Mr. Doerr started writing when he was 8. Growing up in Cleveland, he would play around on his mother’s typewriter, writing stories about his Legos and Playmobil pirates. He studied history at Bowdoin College, then took odd jobs to support himself while he wrote, working as a cook in Colorado and on a sheep farm in New Zealand.

He got his masters in fiction at Bowling Green State University in Ohio and wrote a few of the stories that would appear in his first book of short stories, “The Shell Collector” (2002), which Scribner bought for $15,000.

Though he’s gained a devoted following, Mr. Doerr has struggled to support himself with his fiction. During the decade he spent researching and writing “All the Light We Cannot See,” he patched together a living by teaching writing at Boise State University and other programs, writing for travel and science magazines. While he was writing “All the Light,” he also published two other books with Scribner — a memoir about living in Rome and another story collection; they sold around 70,000 copies combined.

“Tony has been scrappy for 12 years,” Ms. Graham said. “He would drive 10 hours to teach some workshop for a weekend, for $2,500.”

The narrative threads in “All the Light We Cannot See” took years to assemble. Mr. Doerr started with a single scene: A trapped boy listens to a girl tell him a story over the radio. He eventually developed the two main characters, Werner, a German orphan who gets swept up in the Nazi movement, and Marie-Laure, a blind French girl who flees Paris with her father, a museum locksmith who’s hiding a diamond from Nazi looters. Mr. Doerr studied diaries and letters written during the war and traveled to Germany, Paris and St.-Malo, the port city in Brittany where much of the story is set.

The story unfolds in short chapters that switch between the two young characters’ perspectives. Weaving together the parallel story lines was tricky, but it injected the narrative with suspense and gave it the feel of a page-turner.

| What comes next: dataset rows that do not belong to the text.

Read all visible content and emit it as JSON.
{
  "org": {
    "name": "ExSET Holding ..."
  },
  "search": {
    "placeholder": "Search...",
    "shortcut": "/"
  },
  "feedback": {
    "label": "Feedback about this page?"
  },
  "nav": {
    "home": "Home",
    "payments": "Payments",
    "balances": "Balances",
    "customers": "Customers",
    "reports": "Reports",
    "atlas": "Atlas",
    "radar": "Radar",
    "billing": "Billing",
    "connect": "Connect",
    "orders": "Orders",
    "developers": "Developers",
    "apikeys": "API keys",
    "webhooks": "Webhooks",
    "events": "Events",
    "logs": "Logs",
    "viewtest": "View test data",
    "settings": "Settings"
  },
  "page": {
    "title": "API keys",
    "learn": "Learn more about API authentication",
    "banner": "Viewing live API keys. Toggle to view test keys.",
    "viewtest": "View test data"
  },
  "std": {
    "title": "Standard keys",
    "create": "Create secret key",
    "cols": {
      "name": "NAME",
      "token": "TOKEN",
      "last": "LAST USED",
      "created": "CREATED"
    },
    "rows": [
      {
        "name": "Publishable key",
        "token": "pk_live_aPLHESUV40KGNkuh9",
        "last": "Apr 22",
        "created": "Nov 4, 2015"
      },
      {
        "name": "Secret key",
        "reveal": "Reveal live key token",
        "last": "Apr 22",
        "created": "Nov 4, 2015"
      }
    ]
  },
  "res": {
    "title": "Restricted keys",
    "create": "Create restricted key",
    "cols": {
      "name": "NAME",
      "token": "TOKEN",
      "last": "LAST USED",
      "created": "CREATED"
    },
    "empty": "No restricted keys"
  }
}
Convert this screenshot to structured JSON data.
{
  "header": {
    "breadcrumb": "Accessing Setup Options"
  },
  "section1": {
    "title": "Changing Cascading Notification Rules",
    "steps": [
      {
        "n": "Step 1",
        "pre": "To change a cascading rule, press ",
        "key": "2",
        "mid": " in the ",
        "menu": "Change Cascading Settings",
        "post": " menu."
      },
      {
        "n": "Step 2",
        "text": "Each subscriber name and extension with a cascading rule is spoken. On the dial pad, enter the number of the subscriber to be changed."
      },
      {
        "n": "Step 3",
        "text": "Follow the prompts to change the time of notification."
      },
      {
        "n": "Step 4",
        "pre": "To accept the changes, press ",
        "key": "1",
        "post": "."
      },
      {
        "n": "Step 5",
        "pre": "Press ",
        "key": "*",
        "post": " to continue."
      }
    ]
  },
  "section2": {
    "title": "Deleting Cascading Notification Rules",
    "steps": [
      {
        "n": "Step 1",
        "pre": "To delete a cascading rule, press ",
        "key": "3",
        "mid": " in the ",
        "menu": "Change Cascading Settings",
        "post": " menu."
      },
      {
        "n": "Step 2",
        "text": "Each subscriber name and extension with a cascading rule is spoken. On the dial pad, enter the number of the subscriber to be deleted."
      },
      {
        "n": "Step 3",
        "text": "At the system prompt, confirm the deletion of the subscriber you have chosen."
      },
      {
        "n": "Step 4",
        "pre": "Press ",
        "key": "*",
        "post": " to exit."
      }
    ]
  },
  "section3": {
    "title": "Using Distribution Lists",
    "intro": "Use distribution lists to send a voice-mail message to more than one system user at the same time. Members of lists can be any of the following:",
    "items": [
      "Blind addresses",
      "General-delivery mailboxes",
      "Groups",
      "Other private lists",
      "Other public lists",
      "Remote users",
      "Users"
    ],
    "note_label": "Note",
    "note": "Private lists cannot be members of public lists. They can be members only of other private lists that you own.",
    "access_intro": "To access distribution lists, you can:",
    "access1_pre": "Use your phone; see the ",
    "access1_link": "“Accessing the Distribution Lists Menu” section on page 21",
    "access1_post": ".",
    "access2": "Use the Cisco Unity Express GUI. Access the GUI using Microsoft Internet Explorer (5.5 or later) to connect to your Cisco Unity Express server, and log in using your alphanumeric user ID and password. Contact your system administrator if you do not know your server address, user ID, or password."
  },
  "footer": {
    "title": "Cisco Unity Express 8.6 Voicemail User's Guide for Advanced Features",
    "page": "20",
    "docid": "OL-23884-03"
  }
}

“There’d be moments where I’d be like, why am I being so ambitious, why can’t I just tell one of their stories?” Mr. Doerr said. He said he felt free to experiment because he was expecting a limited audience of literary fiction readers. It may be harder to indulge those impulses when writing his next novel under the weight of expectations that come with being a best-selling novelist.

On that last comment, I hope not. I hope Doerr continues to work out his art, unburdened.